Here's EventsInterests:

case class EventInterestDao(event: Int, interest: Int)


class EventsInterestsTable(tag: Tag)
  extends Table[EventInterestDao](tag, "events_interests") {

  def eventId = column[Int]("event_id")
  def interestId = column[Int]("interest_id")

  def * = (
    eventId,
    interestId) <> (EventInterestDao.tupled, EventInterestDao.unapply)

  def eventFk = foreignKey("event_fk", eventId, EventQueries.query)(e => e.id)
  def interestFk = foreignKey("interest_fk", interestId, InterestQueries.query)(i => i.id)
}


object EventInterestQueries {
  lazy val query = TableQuery[EventsInterestsTable]
}

And finally Interests:

case class InterestDao(name: String,
                       id: Option[Int] = None)

class InterestsTable(tag: Tag)
  extends Table[InterestDao](tag, "interests") {

  def id = column[Int]("interest_id", O.PrimaryKey, O.AutoInc)
  def name = column[String]("name")
  def name_idx = index("idx_name", name, unique = true)

  def * = (
    name,
    id.?) <> (InterestDao.tupled, InterestDao.unapply)

  def events = EventInterestQueries.query.filter(_.interestId === id)
    .flatMap(_.eventFk)
}


object InterestQueries {

  lazy val query = TableQuery[InterestsTable]

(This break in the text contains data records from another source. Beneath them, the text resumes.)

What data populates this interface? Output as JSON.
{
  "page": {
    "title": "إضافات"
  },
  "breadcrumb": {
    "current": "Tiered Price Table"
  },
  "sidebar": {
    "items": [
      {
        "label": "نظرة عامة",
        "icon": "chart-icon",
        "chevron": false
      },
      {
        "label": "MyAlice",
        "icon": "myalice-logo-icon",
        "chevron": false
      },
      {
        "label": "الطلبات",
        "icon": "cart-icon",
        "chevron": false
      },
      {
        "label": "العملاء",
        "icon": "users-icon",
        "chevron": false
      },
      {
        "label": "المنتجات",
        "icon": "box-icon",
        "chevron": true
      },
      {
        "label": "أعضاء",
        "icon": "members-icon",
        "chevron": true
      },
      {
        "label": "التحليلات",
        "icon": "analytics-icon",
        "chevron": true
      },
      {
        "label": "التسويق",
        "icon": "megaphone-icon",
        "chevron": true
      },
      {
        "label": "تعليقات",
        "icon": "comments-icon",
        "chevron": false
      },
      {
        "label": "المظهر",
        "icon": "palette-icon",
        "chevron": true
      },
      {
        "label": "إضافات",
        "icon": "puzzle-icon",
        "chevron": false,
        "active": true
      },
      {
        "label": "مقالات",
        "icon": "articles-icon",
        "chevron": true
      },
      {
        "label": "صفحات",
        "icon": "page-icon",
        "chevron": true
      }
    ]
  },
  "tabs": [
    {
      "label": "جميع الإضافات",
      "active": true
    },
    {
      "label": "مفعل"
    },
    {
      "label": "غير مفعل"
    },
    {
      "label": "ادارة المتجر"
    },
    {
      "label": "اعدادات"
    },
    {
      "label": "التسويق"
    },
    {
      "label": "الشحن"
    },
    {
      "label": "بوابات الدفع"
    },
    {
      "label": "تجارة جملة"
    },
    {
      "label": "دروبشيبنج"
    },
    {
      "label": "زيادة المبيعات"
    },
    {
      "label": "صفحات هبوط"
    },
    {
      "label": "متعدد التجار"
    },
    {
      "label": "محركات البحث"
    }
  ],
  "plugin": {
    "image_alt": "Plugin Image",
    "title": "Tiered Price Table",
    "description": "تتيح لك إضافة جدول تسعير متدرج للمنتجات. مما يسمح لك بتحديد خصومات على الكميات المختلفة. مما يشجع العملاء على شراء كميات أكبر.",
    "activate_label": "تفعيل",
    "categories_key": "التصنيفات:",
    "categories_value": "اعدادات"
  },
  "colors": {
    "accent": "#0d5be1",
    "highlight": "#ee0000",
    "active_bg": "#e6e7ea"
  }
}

  val findById = Compiled { k: Rep[Int] =>
    query.filter(_.id === k)
  }
}

I can query and retrieve tuples of (event.name, interest) with the following:

val eventInterestQuery = for {
  event <- EventQueries.query
  interest <- event.interests
} yield (event.title, interest.name)

Await.result(db.run(eventInterestQuery.result).map(println), Duration.Inf)

So this is what I currently have.

What I want is to be able to populate a case class like:

case class EventDao(title: String,
                interests: Seq[InterestDao],
                id: Option[Int] = None)

The trouble is that if I update my case class like this, it messes up my def * projection in EventsTable. Also, I'll have to rename the EventsTable.interests filter to something like EventsTable.interestIds which is a bit ugly but I could live with if necessary.

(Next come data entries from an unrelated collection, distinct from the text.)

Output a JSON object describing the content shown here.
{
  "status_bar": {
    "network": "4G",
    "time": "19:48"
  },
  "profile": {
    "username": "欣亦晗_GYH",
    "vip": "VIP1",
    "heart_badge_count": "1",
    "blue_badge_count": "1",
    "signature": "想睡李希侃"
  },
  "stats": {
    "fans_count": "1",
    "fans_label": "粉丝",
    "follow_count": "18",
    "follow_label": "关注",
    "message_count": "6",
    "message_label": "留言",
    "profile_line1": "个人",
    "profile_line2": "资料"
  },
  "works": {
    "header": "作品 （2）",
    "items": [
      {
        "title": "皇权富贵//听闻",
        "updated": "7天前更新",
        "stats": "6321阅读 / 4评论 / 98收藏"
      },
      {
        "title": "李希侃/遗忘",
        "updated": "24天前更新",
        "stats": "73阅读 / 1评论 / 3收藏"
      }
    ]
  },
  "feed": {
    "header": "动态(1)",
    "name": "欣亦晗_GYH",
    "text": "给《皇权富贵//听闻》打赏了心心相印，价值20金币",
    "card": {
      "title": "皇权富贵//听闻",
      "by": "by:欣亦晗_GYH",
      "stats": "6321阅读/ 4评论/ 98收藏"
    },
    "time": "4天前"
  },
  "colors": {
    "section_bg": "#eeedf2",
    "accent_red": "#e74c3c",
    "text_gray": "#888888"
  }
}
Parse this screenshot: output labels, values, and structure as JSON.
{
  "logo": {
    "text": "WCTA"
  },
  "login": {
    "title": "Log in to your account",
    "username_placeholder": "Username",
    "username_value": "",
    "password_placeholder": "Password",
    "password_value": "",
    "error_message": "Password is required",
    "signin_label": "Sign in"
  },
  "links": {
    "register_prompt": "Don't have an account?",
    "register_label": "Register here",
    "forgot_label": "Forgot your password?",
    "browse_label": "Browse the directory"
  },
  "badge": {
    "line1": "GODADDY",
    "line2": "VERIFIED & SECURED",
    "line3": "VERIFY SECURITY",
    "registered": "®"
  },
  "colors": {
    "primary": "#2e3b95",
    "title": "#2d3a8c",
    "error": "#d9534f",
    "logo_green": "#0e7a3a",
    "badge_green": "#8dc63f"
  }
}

Also, I can't find a way of writing a for query that yields (event.name, Seq(interest.name)). Anyway, that's just a stepping stone to me being able to yield a (EventDao, Seq(InterestDao)) tuple which is what I really want to return.

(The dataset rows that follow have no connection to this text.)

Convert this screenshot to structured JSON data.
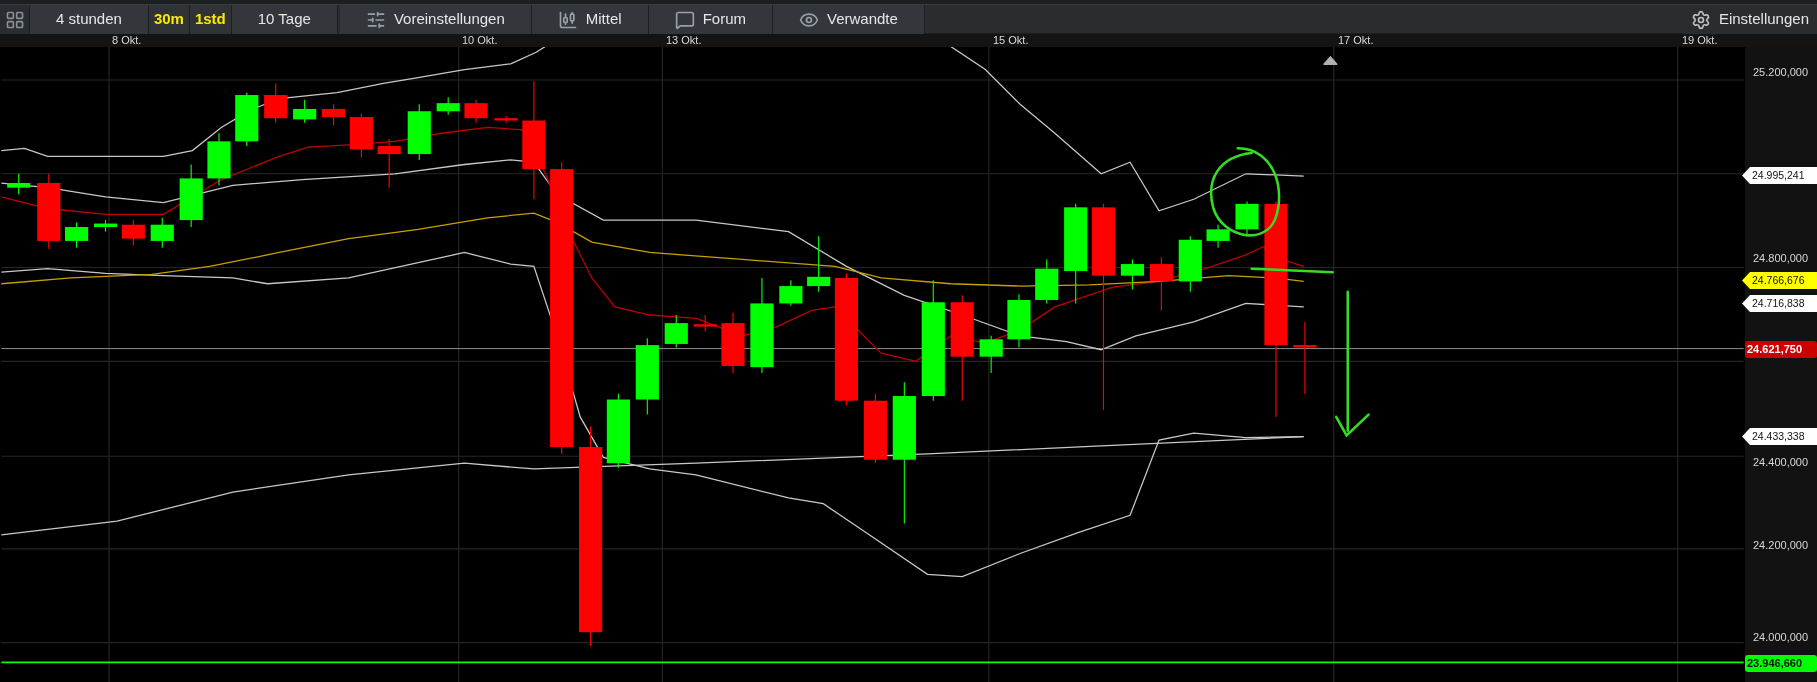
{
  "toolbar": {
    "items": [
      {
        "kind": "button",
        "label": "4 stunden"
      },
      {
        "kind": "shortcut",
        "label": "30m"
      },
      {
        "kind": "shortcut",
        "label": "1std"
      },
      {
        "kind": "button",
        "label": "10 Tage"
      },
      {
        "kind": "presets",
        "label": "Voreinstellungen"
      },
      {
        "kind": "candles",
        "label": "Mittel"
      },
      {
        "kind": "forum",
        "label": "Forum"
      },
      {
        "kind": "related",
        "label": "Verwandte"
      }
    ],
    "settings": {
      "label": "Einstellungen"
    }
  },
  "date_axis": [
    "8 Okt.",
    "10 Okt.",
    "13 Okt.",
    "15 Okt.",
    "17 Okt.",
    "19 Okt."
  ],
  "price_axis": [
    "25.200,000",
    "24.800,000",
    "24.400,000",
    "24.200,000",
    "24.000,000"
  ],
  "price_tags": [
    {
      "kind": "pointer",
      "label": "24.995,241",
      "color": "#ffffff"
    },
    {
      "kind": "pointer",
      "label": "24.766,676",
      "color": "#ffff00"
    },
    {
      "kind": "pointer",
      "label": "24.716,838",
      "color": "#ffffff"
    },
    {
      "kind": "box",
      "label": "24.621,750",
      "color": "#cc0000"
    },
    {
      "kind": "pointer",
      "label": "24.433,338",
      "color": "#ffffff"
    },
    {
      "kind": "box",
      "label": "23.946,660",
      "color": "#00ff00"
    }
  ]
}
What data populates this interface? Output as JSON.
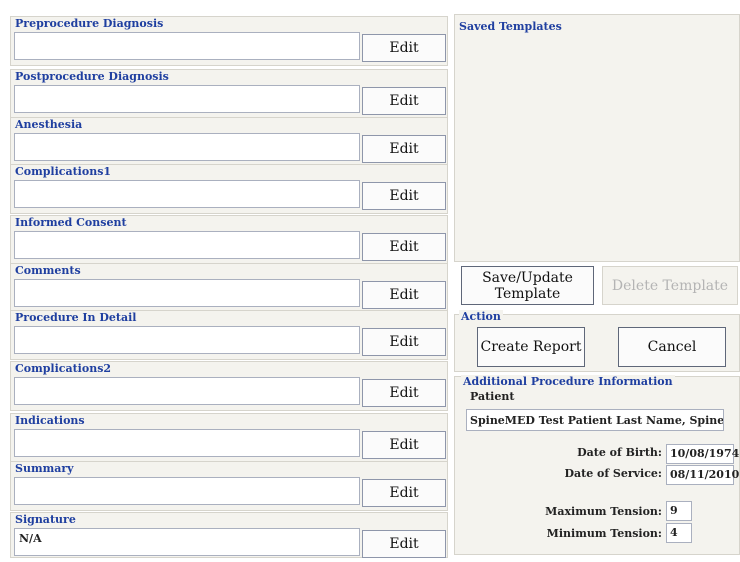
{
  "sections": [
    {
      "label": "Preprocedure Diagnosis",
      "value": "",
      "edit": "Edit"
    },
    {
      "label": "Postprocedure Diagnosis",
      "value": "",
      "edit": "Edit"
    },
    {
      "label": "Anesthesia",
      "value": "",
      "edit": "Edit"
    },
    {
      "label": "Complications1",
      "value": "",
      "edit": "Edit"
    },
    {
      "label": "Informed Consent",
      "value": "",
      "edit": "Edit"
    },
    {
      "label": "Comments",
      "value": "",
      "edit": "Edit"
    },
    {
      "label": "Procedure In Detail",
      "value": "",
      "edit": "Edit"
    },
    {
      "label": "Complications2",
      "value": "",
      "edit": "Edit"
    },
    {
      "label": "Indications",
      "value": "",
      "edit": "Edit"
    },
    {
      "label": "Summary",
      "value": "",
      "edit": "Edit"
    },
    {
      "label": "Signature",
      "value": "N/A",
      "edit": "Edit"
    }
  ],
  "templates": {
    "title": "Saved Templates",
    "save_update_label": "Save/Update Template",
    "delete_label": "Delete Template"
  },
  "action": {
    "title": "Action",
    "create_report_label": "Create Report",
    "cancel_label": "Cancel"
  },
  "additional": {
    "title": "Additional Procedure Information",
    "patient_label": "Patient",
    "patient_value": "SpineMED Test Patient Last Name, SpineMED",
    "dob_label": "Date of Birth:",
    "dob_value": "10/08/1974",
    "dos_label": "Date of Service:",
    "dos_value": "08/11/2010",
    "max_tension_label": "Maximum Tension:",
    "max_tension_value": "9",
    "min_tension_label": "Minimum Tension:",
    "min_tension_value": "4"
  }
}
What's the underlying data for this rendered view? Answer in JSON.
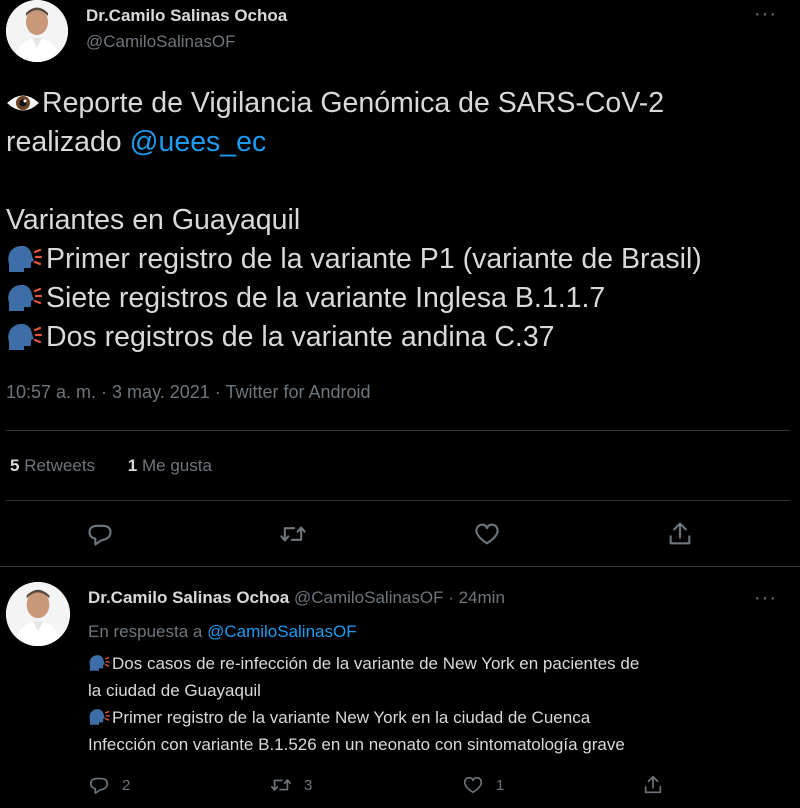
{
  "colors": {
    "background": "#000000",
    "text": "#d9d9d9",
    "muted": "#6e767d",
    "link": "#1d9bf0",
    "divider": "#2f3336"
  },
  "main_tweet": {
    "author_name": "Dr.Camilo Salinas Ochoa",
    "author_handle": "@CamiloSalinasOF",
    "body": {
      "line1_emoji": "eye-icon",
      "line1": "Reporte de Vigilancia Genómica de SARS-CoV-2",
      "line2": "realizado ",
      "line2_mention": "@uees_ec",
      "line3": "Variantes en Guayaquil",
      "items": [
        "Primer registro de la variante P1 (variante de Brasil)",
        "Siete registros de la variante Inglesa B.1.1.7",
        "Dos registros de la variante andina C.37"
      ],
      "item_icon": "speaking-head-icon"
    },
    "timestamp": "10:57 a. m. · 3 may. 2021 · Twitter for Android",
    "stats": {
      "retweets_count": "5",
      "retweets_label": " Retweets",
      "likes_count": "1",
      "likes_label": " Me gusta"
    },
    "actions": [
      "reply-icon",
      "retweet-icon",
      "like-icon",
      "share-icon"
    ]
  },
  "reply_tweet": {
    "author_name": "Dr.Camilo Salinas Ochoa",
    "author_handle": " @CamiloSalinasOF · 24min",
    "reply_to_label": "En respuesta a ",
    "reply_to_mention": "@CamiloSalinasOF",
    "lines": [
      "Dos casos de re-infección de la variante de New York en pacientes de",
      "la ciudad de Guayaquil",
      "Primer registro de la variante New York en la ciudad de Cuenca",
      "Infección con variante B.1.526 en un neonato con sintomatología grave"
    ],
    "reply_count": "2",
    "retweet_count": "3",
    "like_count": "1"
  }
}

Does anyone know how I can achieve these things? I also want to be able to 'take' a certain number of Interests, so for some queries all would be returned, but for others only the first 3 would be.

回答1:

So after reading this page and chatting on the mailing list, I finally got it working:

val eventInterestQuery = for {
  event <- EventQueries.query
  interest <- event.interests
} yield (event, interest)

Await.result(db.run(eventInterestQuery.result
  // convert the interests to a sequence.
  .map {
  _.groupBy(_._1)
    .map {
      case (k,v) => (k, v.map(_._2))
  }.toSeq
}
), Duration.Inf)


回答2:

The only issue with groupBy is you lose order. You could fold the result. I've written this helper for my current project:

def foldOneToMany[A, B](in: Seq[(A, Option[B])], eq: (A, B) => Boolean)
                        (f: (A, B) => A): Seq[A] = 
  in.foldLeft(List.empty[A]) {
    case (head :: tail, (_, Some(rel))) if eq(head, rel) =>
      f(head, rel) :: tail
    case (r, (el, Some(rel))) => f(el, rel) :: r
    case (r, (el, None)) => el :: r
  }.reverse

It could do with some love. Now it takes in a function A,B => Boolean to determine if B belongs to A and a function A,B => A that adds B to A.

Virtualeyes also has a point. In Postgres you could use array_agg function to use a little less bandwidth from the db.